The Sentence: How Do We Discuss Justice?

“This call is from a federal prison.”

In 2001, Cindy Shank was dating a man who began dealing drugs, who was later murdered. Six years later, she was married to a man with whom she’d have three young girls and working as a responsible part of the community when federal prosecutors rang the doorbell at 6:30 in the morning. Shank was arrested, charged and sentenced for conspiracy to her former boyfriend’s crimes, a mandatory minimum sentence of fifteen years.

Rudy Valdez, the cinematographer and documentarian behind The Sentence, wants to use HBO’s feature film to help raise awareness about overcompensatory sentencing, in Shank’s case, “the girlfriend problem.” Those moved by the documentary, which shows the way that Shank’s three young girls and her marriage suffered.

“This call is from a federal prison.”

Like Boyhood, Valdez’s film allows the viewer to see the development of the children and their father, Adam, through the years. The brother-turned-filmmaker refuses to flinch when his own father cries or the girls ask questions that will break your heart. He documents his sister’s divorce from her husband while she’s behind bars, and the way that her daughters anticipate what it will be like when their mom return home. It is heartbreak on heartbreak that can’t help but move the audience.

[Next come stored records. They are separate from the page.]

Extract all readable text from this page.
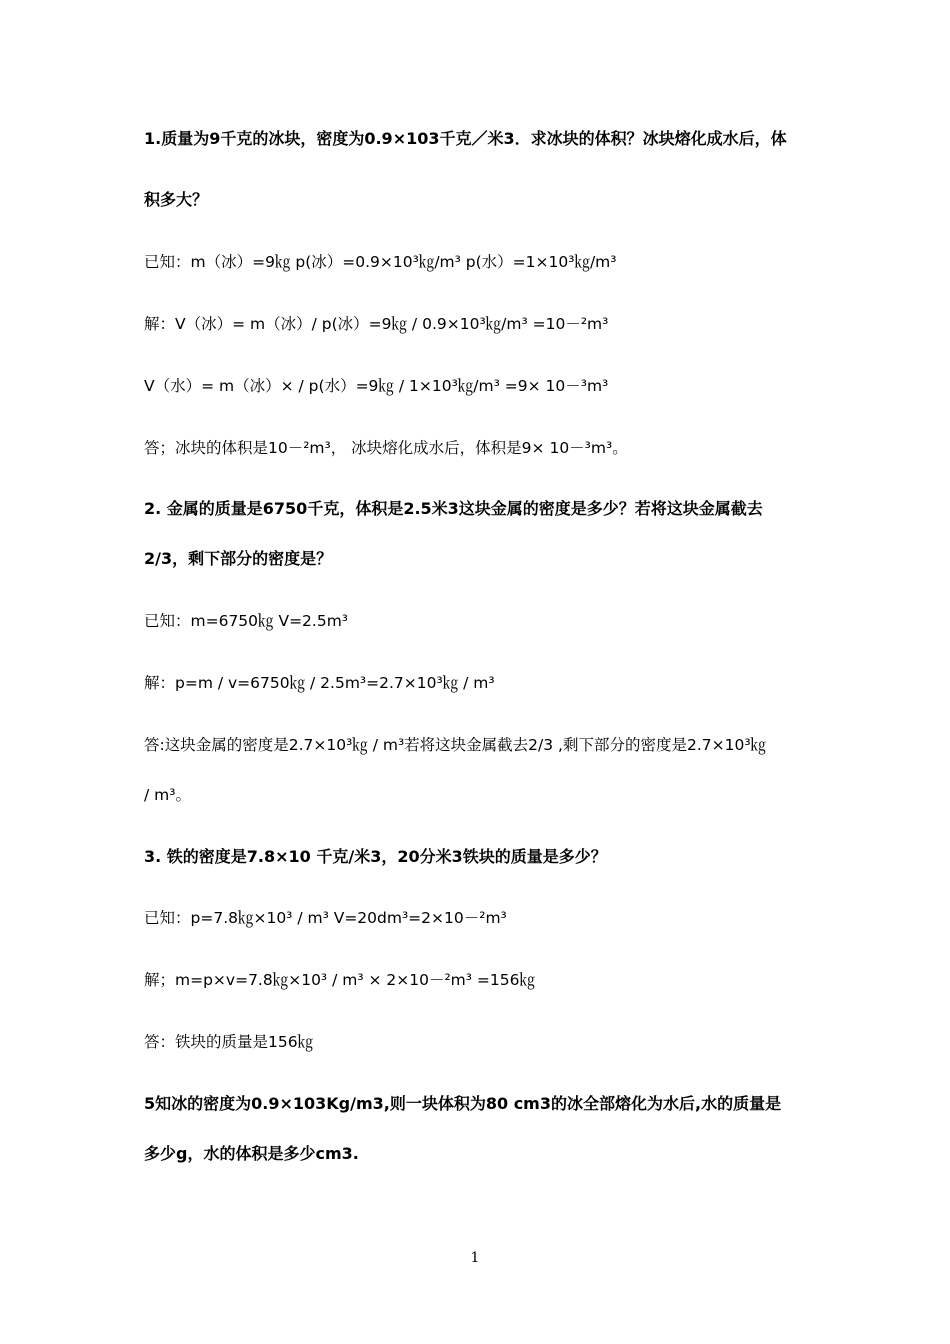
1.质量为9千克的冰块，密度为0.9×103千克／米3．求冰块的体积？冰块熔化成水后，体
积多大？
已知：m（冰）=9㎏ p(冰）=0.9×10³㎏/m³ p(水）=1×10³㎏/m³
解：V（冰）= m（冰）/ p(冰）=9㎏ / 0.9×10³㎏/m³ =10－²m³
V（水）= m（冰）× / p(水）=9㎏ / 1×10³㎏/m³ =9× 10－³m³
答；冰块的体积是10－²m³， 冰块熔化成水后，体积是9× 10－³m³。
2. 金属的质量是6750千克，体积是2.5米3这块金属的密度是多少？若将这块金属截去
2/3，剩下部分的密度是？
已知：m=6750㎏ V=2.5m³
解：p=m / v=6750㎏ / 2.5m³=2.7×10³㎏ / m³
答:这块金属的密度是2.7×10³㎏ / m³若将这块金属截去2/3 ,剩下部分的密度是2.7×10³㎏
/ m³。
3. 铁的密度是7.8×10 千克/米3，20分米3铁块的质量是多少？
已知：p=7.8㎏×10³ / m³ V=20dm³=2×10－²m³
解；m=p×v=7.8㎏×10³ / m³ × 2×10－²m³ =156㎏
答：铁块的质量是156㎏
5知冰的密度为0.9×103Kg/m3,则一块体积为80 cm3的冰全部熔化为水后,水的质量是
多少g，水的体积是多少cm3.
1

Is Shank guilty? Maybe. How did her boyfriend die and why? We’re not told. But neither question seems relevant to the narrative that Valdez shares, while the fact remains that six years after a crime someone else committed, Shank was charged and sentenced to fifteen years for non-violent crimes… that she may or may not have had anything to do with. There are no easy answers here, only questions about what justice looks like, about what we do in the evaluation of crime and punishment, and how we might change our perspective to make sure that children don’t grow up without mothers or fathers.